Chinese officials repeatedly called the U.S. to follow China’s lead and invite the WHO experts to Fort Detrick, a U.S. Army Futures Command installation that is believed to conduct medical and biological experiments, along with the American “200-plus” overseas bio-labs, and disclose the detailed data and information on the outbreaks of respiratory disease in northern Virginia in July 2019 and the EVALI (E-cigarette, or Vaping, Product Use-Associated Lung Injury) outbreak in Wisconsin.

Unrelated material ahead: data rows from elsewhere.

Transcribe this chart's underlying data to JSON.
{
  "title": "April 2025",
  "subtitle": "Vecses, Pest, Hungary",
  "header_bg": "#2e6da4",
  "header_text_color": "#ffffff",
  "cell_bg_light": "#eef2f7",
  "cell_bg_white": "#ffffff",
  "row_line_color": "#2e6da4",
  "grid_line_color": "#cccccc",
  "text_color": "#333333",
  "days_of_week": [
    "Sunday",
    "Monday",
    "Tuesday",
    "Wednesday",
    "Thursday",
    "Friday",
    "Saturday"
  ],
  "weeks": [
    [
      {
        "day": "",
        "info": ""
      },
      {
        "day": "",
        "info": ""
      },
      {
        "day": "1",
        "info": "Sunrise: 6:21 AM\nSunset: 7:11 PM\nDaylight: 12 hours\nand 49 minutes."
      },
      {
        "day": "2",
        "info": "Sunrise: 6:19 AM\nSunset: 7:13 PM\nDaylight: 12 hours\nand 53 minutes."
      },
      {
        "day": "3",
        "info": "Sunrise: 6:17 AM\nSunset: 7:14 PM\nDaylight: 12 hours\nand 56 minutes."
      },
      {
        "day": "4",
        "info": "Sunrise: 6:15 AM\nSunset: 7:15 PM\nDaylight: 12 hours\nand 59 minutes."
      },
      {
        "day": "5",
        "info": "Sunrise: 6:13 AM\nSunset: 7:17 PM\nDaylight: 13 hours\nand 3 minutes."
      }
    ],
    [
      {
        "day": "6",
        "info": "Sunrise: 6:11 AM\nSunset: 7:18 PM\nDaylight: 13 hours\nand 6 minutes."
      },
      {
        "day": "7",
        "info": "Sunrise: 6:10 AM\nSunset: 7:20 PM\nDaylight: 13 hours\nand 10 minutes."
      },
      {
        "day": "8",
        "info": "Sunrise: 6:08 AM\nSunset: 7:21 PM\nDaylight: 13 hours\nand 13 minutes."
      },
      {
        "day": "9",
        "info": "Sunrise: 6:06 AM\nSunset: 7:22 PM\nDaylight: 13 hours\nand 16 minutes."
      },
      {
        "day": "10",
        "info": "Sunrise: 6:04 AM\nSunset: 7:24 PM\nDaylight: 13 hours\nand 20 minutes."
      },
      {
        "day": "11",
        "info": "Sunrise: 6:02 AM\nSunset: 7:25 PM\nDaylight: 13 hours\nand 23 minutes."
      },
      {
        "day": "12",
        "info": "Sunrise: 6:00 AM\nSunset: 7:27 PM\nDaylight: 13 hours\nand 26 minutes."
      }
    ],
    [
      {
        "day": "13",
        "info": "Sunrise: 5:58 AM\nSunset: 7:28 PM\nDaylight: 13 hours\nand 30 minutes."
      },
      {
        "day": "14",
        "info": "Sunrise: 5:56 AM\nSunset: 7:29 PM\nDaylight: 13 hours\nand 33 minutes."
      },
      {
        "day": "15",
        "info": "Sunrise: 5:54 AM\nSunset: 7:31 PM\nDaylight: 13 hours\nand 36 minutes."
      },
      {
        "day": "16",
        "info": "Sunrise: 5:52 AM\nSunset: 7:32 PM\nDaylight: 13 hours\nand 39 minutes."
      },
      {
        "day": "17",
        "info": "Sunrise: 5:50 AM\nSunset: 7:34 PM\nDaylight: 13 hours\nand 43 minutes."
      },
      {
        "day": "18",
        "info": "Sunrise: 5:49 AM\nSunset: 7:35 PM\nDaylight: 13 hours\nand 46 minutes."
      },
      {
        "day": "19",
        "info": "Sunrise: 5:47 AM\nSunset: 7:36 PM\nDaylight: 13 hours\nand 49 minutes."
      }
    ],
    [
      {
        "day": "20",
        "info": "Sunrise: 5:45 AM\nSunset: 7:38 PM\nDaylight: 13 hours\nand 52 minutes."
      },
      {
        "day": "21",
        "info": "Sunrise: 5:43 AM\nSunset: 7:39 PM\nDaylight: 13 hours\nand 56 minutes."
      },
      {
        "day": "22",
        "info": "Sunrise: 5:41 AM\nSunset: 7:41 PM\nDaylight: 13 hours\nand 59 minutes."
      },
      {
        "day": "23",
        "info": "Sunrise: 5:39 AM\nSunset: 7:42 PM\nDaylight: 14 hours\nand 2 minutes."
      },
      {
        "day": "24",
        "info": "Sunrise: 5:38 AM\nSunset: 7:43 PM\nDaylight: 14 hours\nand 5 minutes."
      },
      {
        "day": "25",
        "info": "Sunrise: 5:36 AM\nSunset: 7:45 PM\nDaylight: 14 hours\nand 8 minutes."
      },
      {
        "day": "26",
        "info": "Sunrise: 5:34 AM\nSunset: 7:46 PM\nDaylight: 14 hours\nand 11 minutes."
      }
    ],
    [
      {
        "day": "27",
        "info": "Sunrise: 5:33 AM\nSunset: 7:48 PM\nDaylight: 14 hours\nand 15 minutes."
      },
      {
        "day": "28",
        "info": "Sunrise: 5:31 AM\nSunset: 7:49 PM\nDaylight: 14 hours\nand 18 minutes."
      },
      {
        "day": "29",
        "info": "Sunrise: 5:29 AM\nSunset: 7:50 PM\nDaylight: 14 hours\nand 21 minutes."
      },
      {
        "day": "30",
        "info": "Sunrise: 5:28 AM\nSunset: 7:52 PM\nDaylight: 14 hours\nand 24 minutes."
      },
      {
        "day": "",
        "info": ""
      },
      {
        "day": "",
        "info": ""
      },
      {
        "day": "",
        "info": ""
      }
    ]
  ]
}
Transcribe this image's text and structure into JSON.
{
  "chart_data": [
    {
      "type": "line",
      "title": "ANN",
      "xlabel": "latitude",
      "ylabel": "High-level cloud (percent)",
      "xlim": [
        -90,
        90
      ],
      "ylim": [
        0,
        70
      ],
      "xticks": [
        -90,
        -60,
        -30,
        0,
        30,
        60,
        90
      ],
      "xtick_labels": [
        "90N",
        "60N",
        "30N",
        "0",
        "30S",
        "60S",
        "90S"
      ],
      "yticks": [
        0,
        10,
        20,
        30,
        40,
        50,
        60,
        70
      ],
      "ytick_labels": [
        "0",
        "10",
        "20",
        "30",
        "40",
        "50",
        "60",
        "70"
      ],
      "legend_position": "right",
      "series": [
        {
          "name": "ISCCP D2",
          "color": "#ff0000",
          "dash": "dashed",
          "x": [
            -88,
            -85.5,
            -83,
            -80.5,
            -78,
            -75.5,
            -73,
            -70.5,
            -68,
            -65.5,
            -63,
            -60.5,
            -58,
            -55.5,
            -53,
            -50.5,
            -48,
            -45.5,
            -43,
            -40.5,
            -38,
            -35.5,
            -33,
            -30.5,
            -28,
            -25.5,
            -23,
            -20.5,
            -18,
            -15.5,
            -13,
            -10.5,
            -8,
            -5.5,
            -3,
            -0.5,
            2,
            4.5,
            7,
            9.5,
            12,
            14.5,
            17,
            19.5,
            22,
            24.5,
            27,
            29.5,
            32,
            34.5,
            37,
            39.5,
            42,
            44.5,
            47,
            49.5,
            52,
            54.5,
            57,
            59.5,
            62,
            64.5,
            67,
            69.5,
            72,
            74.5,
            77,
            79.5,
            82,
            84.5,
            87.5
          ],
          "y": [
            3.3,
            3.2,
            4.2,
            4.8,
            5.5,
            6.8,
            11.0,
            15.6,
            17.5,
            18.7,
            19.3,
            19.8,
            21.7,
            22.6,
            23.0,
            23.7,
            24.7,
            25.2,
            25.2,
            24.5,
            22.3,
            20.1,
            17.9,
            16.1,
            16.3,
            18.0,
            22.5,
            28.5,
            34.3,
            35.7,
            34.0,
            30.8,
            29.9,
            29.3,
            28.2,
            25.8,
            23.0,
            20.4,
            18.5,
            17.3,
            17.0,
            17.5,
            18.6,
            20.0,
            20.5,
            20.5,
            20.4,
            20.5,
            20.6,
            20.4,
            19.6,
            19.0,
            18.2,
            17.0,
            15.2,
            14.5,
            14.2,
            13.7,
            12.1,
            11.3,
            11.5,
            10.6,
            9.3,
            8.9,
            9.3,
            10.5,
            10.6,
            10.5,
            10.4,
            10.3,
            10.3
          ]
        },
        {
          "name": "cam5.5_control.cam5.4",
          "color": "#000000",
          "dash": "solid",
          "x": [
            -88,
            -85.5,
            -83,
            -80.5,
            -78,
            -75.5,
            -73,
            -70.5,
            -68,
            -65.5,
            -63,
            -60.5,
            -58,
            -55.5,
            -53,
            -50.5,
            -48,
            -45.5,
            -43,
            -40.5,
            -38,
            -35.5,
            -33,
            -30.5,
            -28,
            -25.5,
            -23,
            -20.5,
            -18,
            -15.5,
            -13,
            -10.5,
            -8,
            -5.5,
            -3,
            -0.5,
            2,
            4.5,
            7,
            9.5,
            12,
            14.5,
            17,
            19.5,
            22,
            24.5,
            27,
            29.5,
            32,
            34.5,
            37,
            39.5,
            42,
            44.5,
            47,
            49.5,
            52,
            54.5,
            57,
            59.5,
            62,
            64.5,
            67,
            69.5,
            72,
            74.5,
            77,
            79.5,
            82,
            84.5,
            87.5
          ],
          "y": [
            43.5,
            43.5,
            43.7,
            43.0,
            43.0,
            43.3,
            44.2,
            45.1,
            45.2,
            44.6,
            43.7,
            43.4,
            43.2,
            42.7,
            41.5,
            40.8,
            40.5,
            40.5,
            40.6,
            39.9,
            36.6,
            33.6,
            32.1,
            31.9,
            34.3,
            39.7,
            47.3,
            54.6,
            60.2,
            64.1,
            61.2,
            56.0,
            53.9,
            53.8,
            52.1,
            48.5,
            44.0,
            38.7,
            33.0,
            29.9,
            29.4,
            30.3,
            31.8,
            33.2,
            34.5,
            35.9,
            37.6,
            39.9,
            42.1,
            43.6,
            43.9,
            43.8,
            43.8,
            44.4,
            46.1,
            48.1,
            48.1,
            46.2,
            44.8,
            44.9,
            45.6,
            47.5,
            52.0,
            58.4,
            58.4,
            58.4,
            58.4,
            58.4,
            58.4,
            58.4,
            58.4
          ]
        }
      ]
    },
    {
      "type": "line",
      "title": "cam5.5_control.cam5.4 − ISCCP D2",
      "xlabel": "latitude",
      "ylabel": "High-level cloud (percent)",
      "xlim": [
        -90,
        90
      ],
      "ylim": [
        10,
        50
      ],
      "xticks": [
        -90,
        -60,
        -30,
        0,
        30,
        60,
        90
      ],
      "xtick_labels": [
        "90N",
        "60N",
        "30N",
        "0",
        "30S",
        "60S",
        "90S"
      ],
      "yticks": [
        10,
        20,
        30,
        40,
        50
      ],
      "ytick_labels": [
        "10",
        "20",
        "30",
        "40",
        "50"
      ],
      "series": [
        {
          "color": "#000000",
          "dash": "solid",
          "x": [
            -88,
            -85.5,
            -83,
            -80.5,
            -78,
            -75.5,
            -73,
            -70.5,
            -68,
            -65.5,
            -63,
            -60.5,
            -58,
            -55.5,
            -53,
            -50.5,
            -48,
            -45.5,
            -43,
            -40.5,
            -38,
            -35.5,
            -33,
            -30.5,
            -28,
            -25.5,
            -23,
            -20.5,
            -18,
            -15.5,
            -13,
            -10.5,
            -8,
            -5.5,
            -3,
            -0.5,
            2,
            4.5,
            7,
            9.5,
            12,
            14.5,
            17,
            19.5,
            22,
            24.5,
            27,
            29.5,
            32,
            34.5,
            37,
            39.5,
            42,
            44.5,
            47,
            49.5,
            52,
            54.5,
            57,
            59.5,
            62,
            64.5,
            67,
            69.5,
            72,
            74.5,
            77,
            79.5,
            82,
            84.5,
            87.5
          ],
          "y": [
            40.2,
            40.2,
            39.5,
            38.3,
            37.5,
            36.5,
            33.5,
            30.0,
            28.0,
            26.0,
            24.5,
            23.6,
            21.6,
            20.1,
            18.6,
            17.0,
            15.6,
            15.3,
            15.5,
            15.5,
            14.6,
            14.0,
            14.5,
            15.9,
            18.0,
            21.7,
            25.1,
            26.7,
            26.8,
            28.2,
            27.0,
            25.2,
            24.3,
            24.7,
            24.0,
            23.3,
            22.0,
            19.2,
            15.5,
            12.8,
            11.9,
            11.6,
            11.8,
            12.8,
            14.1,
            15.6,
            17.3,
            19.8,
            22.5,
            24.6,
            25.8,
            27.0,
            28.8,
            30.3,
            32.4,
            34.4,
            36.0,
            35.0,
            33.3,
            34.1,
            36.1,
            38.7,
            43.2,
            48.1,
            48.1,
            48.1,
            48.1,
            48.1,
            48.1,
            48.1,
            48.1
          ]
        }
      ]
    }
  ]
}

U.S. officials from both Trump and Biden administrations have condemned the China’s effort to pin the blame for the pandemic on America as “false, baseless, and unscientific claims.” They assert that the Chinese government worked for more than a year to thwart an independent investigation into the origins of the deadly virus, and both administrations cast doubt on the manner in which a joint WHO-China report released was conducted in early 2021. The study states that that transmission of the virus from bats to humans through another animal is the most likely scenario and that a lab leak is “extremely unlikely.” Later, the WHO added to the confusion and suspicions, saying the report “was not extensive enough,” and that the further investigation of the Wuhan lab is needed.

Then-Secretary of State Mike Pompeo announced in January that U.S. officials had “reason to believe” that Wuhan lab staff contracted a virus that produced “symptoms consistent with both COVID-19 and common seasonal illnesses.”

The “lab leak” theory is gaining credibility among U.S. top federal officials. Naturally, the question about holding the entities responsible for the outbreak accountable, is hanging in the air. As of today, the White House won’t say if China will be punished if the Wuhan “lab leak” is proven correct.